Everest Leaks AT&T Records, Demands $1M for Dublin Airport Passenger Data

The Russian-speaking Everest ransomware group claims to have leaked a database allegedly belonging to AT&T Carrier (att.jobs), the telecom giant’s official job and recruitment platform. The site is used by applicants and employees to apply for roles, submit resumes, and manage career-related information.

On the other hand, the ransomware group is offering the alleged personal details of 1.5 million Dublin Airport passengers for $1 million and the data of 18,000 Air Arabia employees for $2 million.

AT&T Carrier Database

It began on October 21, 2025, when Hackread.com reported that the group claimed to have stolen data from AT&T Carrier. The leaked database allegedly contains personal details of more than half a million individuals, which appear to be recruitment, applicant, or employee records rather than customer information.

The group gave the telecom giant six days to respond and contact them, warning that the data would be leaked if no communication was made. Today, the data was indeed released online. An analysis by Hackread.com found that the leak includes two CSV files, one titled user_list and the other customer_list.

The user_list file contains personal data such as email addresses, full names, and phone numbers of 429,103 individuals. The customer_list file includes email addresses, phone numbers, and last names of 147,621 individuals.

Hackread.com reached out to AT&T on October 24, 2025, but the company has not responded.

Dublin Airport Passenger Data

The Everest ransomware group listed Dublin Airport as a victim on its dark web site on October 25, 2025, giving the company six days to respond. As reported by Hackread.com, the group claimed to possess data belonging to 1.5 million (1,533,900) passengers and warned that it would publish the information online if its demands were ignored.

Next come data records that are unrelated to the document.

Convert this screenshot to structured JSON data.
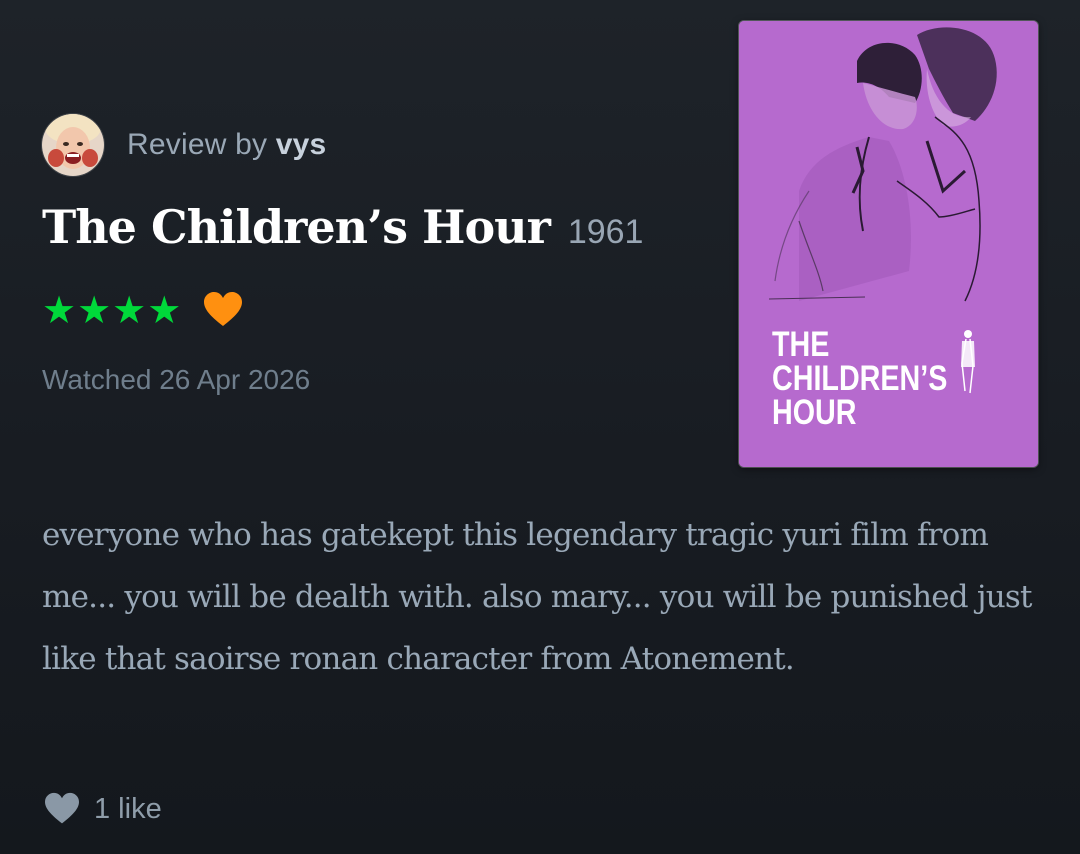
{
  "reviewer": {
    "prefix": "Review by ",
    "username": "vys",
    "avatar_icon": "avatar"
  },
  "film": {
    "title": "The Children’s Hour",
    "year": "1961"
  },
  "rating": {
    "stars_text": "★★★★",
    "stars": 4,
    "max_stars": 5,
    "liked": true,
    "star_color": "#00d93a",
    "heart_color": "#ff9010"
  },
  "watched": "Watched 26 Apr 2026",
  "poster": {
    "title_lines": [
      "THE",
      "CHILDREN’S",
      "HOUR"
    ],
    "background": "#b66ace"
  },
  "review_text": "everyone who has gatekept this legendary tragic yuri film from me... you will be dealth with. also mary... you will be punished just like that saoirse ronan character from Atonement.",
  "likes": {
    "count_label": "1 like",
    "icon": "heart-icon"
  }
}
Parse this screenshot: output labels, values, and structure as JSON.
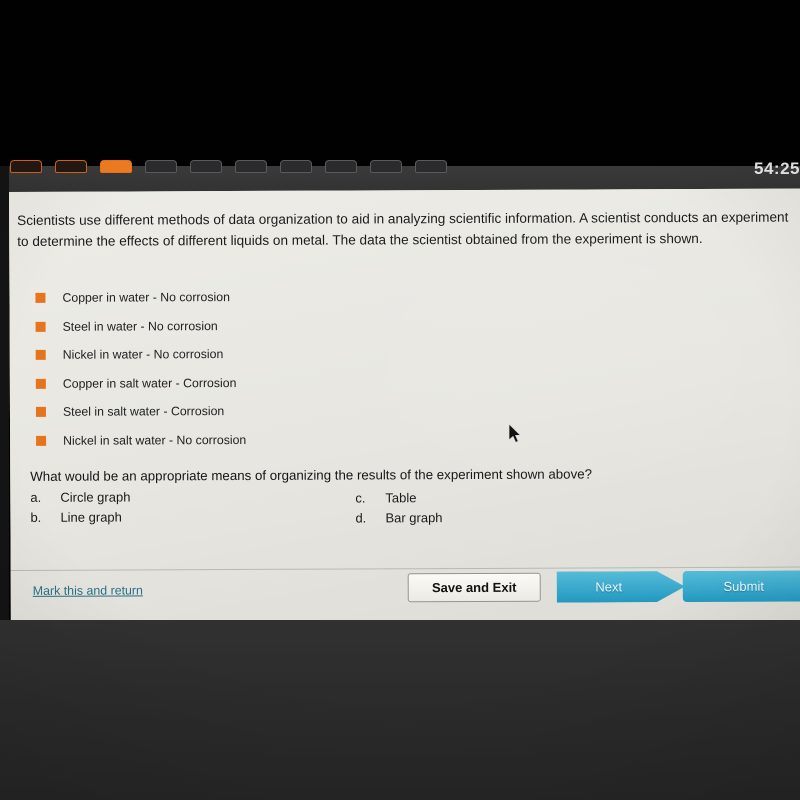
{
  "chrome": {
    "timer": "54:25",
    "steps": [
      {
        "state": "visited"
      },
      {
        "state": "visited"
      },
      {
        "state": "current"
      },
      {
        "state": "upcoming"
      },
      {
        "state": "upcoming"
      },
      {
        "state": "upcoming"
      },
      {
        "state": "upcoming"
      },
      {
        "state": "upcoming"
      },
      {
        "state": "upcoming"
      },
      {
        "state": "upcoming"
      }
    ]
  },
  "question": {
    "stem": "Scientists use different methods of data organization to aid in analyzing scientific information. A scientist conducts an experiment to determine the effects of different liquids on metal. The data the scientist obtained from the experiment is shown.",
    "data_items": [
      "Copper in water - No corrosion",
      "Steel in water - No corrosion",
      "Nickel in water - No corrosion",
      "Copper in salt water - Corrosion",
      "Steel in salt water - Corrosion",
      "Nickel in salt water - No corrosion"
    ],
    "prompt": "What would be an appropriate means of organizing the results of the experiment shown above?",
    "choices": [
      {
        "letter": "a.",
        "text": "Circle graph"
      },
      {
        "letter": "b.",
        "text": "Line graph"
      },
      {
        "letter": "c.",
        "text": "Table"
      },
      {
        "letter": "d.",
        "text": "Bar graph"
      }
    ]
  },
  "footer": {
    "mark_link": "Mark this and return",
    "save_label": "Save and Exit",
    "next_label": "Next",
    "submit_label": "Submit"
  },
  "colors": {
    "bullet_orange": "#e5741f",
    "tab_current_orange": "#ef7b21",
    "button_teal": "#2fa8cc",
    "link_teal": "#2a6f86"
  }
}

However, for reasons that remain unclear, the group shortened its deadline and is now offering the entire dataset for $1 million. According to their claims, the data includes the following information:

1. Full name
2. Flight date
3. Passenger ID
4. Seat number
5. Flight number
6. Departure airport code
7. Destination airport code
8. Fast track or priority status
9. Compartment or travel class
10. Timestamp and barcode format
11. Departure date and workstation ID
12. Frequent flyer airline, number, and tier
13. Operating carrier and marketing carrier
14. Sequence number and passenger status
15. Version number and number of segments
16. Airline designator of the boarding pass issuer
17. Free baggage allowance and baggage tag numbers
18. Date of issue of the boarding pass and document type
19. Airline numeric code and document form serial number
20. Source of check-in and source of boarding pass issuance
21. Device name, device ID, and device type used for check-in
22. First and second non-consecutive baggage tag plate numbers
23. Selectee indicator and international document verification status

Irish media has also confirmed the cyber attack.

Air Arabia Employee Data

The ransomware group also claims to have stolen information belonging to 18,000 employees of Air Arabia, a low-cost airline based in the United Arab Emirates with its main hub at Sharjah International Airport.

According to the hackers, the stolen records contain both personal and corporate employee details. The exposed data appears to include identification, contact, and employment information that could be misused for fraud or impersonation. Below is what each data type likely represents:

1. Status – Whether the employee is active, terminated, or on leave.
2. User ID / Username – Unique internal login identifiers that could help attackers access company systems.
3. First name, middle initial, last name, nickname, suffix, title, gender – Standard personal identifiers often used in HR and identity-verification systems.
4. Email – Primary company or personal email address, useful for phishing or social engineering attacks.
5. Manager, HR contact, department, job code, division – Organisational details that reveal reporting structures and company hierarchy.
6. Location and timezone – Worksite or regional information that can narrow down where an employee is based.
7. Hire date – Indicates employment tenure and can help craft convincing fake HR or benefits messages.
8. Business phone and fax – Direct contact lines
9. Address (lines 1 and 2), city, state, ZIP, country – Full physical address information that can expose home or office locations.
10. Matrix manager and proxy – Secondary supervisors or account delegates, potentially giving attackers extra targets for access.
11. Default locale and login method – Technical settings that might show how employees authenticate, such as single-sign-on or password systems.
12. Review frequency, last review date, company exit date, HR performance data and employment status indicators.
13. Custom fields (Custom01–Custom15) – Additional HR or system-specific data, which could include sensitive internal notes or identifiers.
14. Assignment ID external – A unique number linking the employee to external vendors or contractors.
15. Seating chart – Information about the physical desk or office location, which can expose layout and staffing details.

This data is now also for sale for $2 million.

The claims made by the Everest ransomware group add to a growing list of high-profile attacks targeting major companies. Whether all the stolen data is genuine remains unclear, but if confirmed, the impact could be serious for both employees and passengers. So far, AT&T and Air Arabia have not commented on the group’s claims.